After purchasing the 4”3 statue of Our Lady for €400 from a shop in Wickham Street, he found himself not needing his wheelchair, now stored in the back seat of his car.
“I said the Hail Mary and placed my left hand on top of her head and asked her to look after me and give me my health back. I have had a wheelchair for 10 years and was only able to walk ten yards before having to sit down.
“I hadn’t the statue 10 minutes when I was able to walk fully. It was a miracle straight away. To prove it to myself, I walked out of the house, down to the gate and back up again. Before I was barely able to stand up for a minute on my own,” he told the Limerick Leader.
A spritely Des sat in the kitchen, welcoming anyone who wished to pray to Our Lady, whose light grew more resplendent as dusk transitioned into night.
There were no half-measures in the organisation of the event; a buffet and range of refreshments were available for those passing through.
“I am absolutely thrilled,” Des told the Leader before wiping away a tear, “I am emotional.”
“I was hoping for about 40 or 50 people, but it has gone over that now, thank God. I am hoping my neighbours will enjoy themselves and that they will come back again.”
Paddy Coleman, nearly retired, was responsible for the stonework, and he said the two-day effort “absolutely went beyond my expectations”.
“The nicest bit for me was fitting in the statue. Then I could see what we were after achieving,” he enthused.
Fr Mangan said that he was delighted at the turn-out of the event and for Des.
“It is fantastic to meet Des and his family, and to see so many friends and neighbours here this evening. And a little while we will bless the lovely statue in the yard, which he has beautifully done.”
Des commenced the ceremony, thanking all those who attended and the two priests.
Fr Young said, arms folded and counting with his fingers: “You know, Des, we are in the Sun newspaper now, we are in the Independent, and of course the Leader has us on the front page. And I got a call from somebody up country, asking if your house was wheelchair accessible. And I said: ‘When it comes to Des, everything is accessible.’”

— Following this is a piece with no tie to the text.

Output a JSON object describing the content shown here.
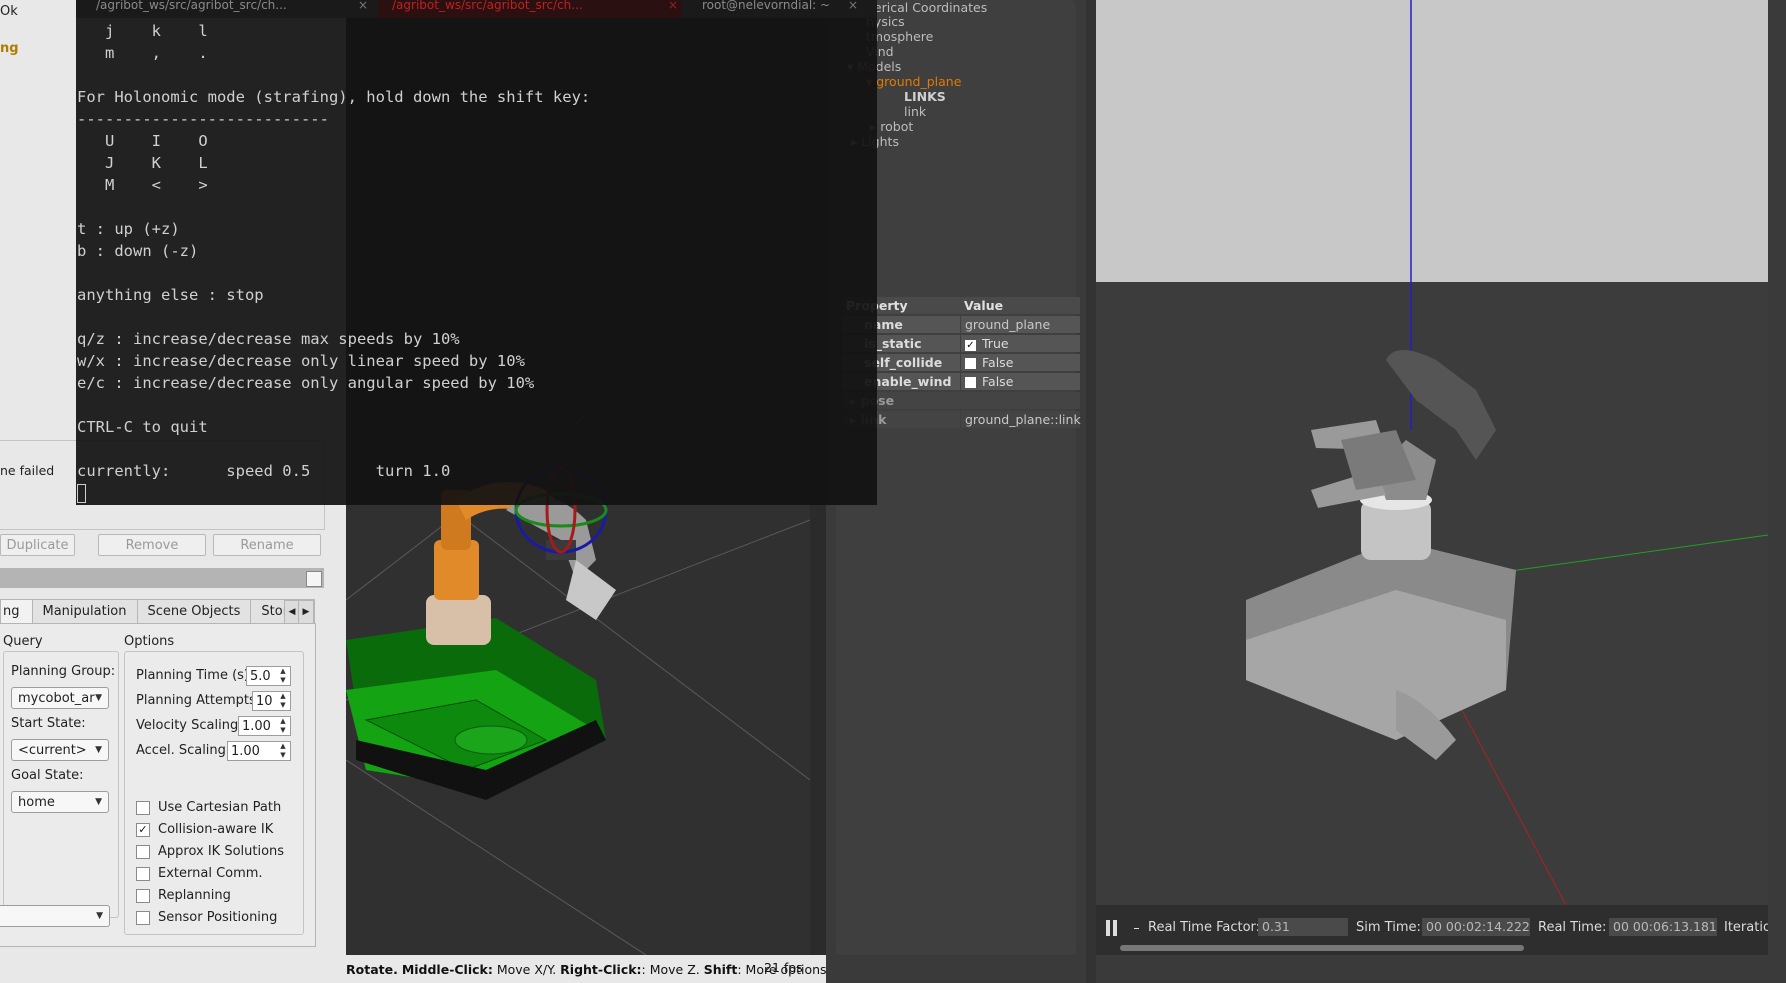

He told the Leader that the “joy for me tonight was to see so many people communicate with each other at, I feel, a level that is needed. It is very much wanted today”.
This follows his poignant speech, in which he discussed the need to open the channels of communication as more people are suffering from mental health illnesses.

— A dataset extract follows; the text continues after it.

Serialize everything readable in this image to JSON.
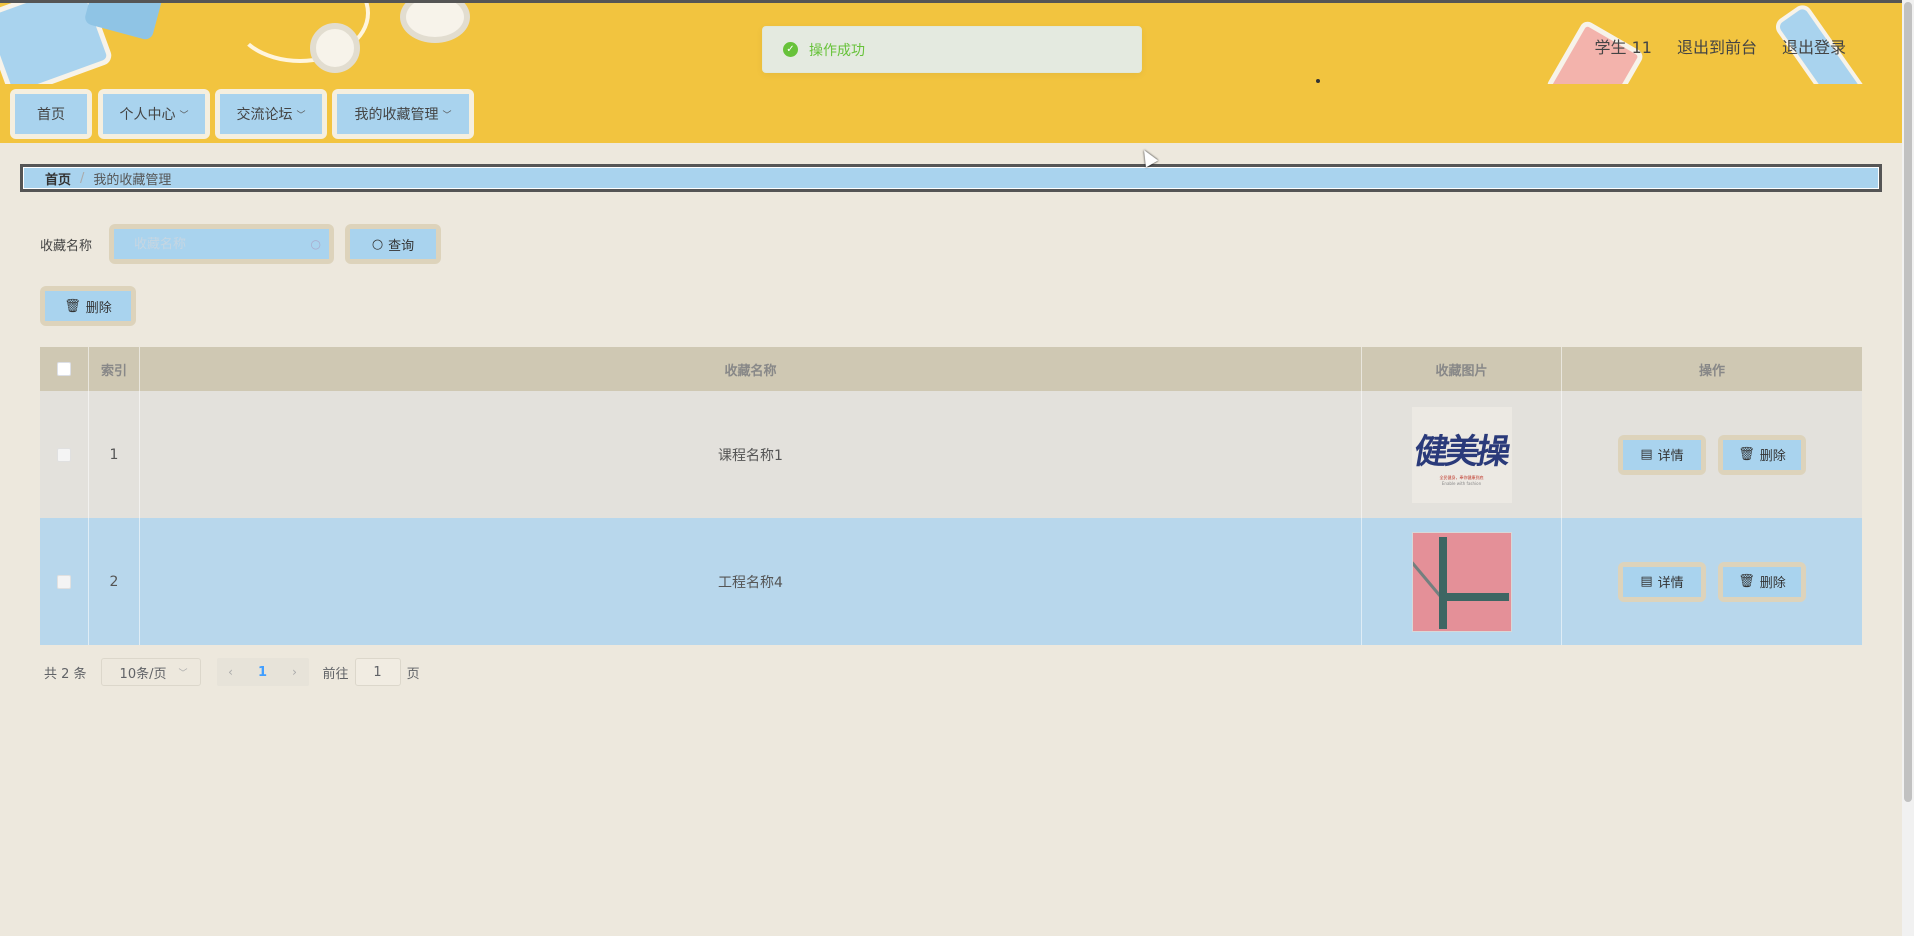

“It’s not natural to go through this life alone,” he poignantly spoke at the conclusion of the night. “I would ask only one request.
“So many of our senior citizens are being held hostage. I see it a lot out in the country, and many of them are living in isolation and loneliness. Let nobody in your community be lonely, for if you do, you have failed to understand the teachings of Jesus Christ.”
As the final ‘Amen’ was uttered, many continued the social gathering in the two-storey home until 9pm. One by one, the widower and father-of-four shook hands with friends and neighbours saying farewell as they left through the front door.
At the end of the night, an elated Des sat in the kitchen with a couple of relatives, overwhelmed by an evening of relentless joy.
And there he sat content and quiet for some time, in front of the window and in view of the statue that has brought the ‘miracle man’ a new lease of life after 82 years.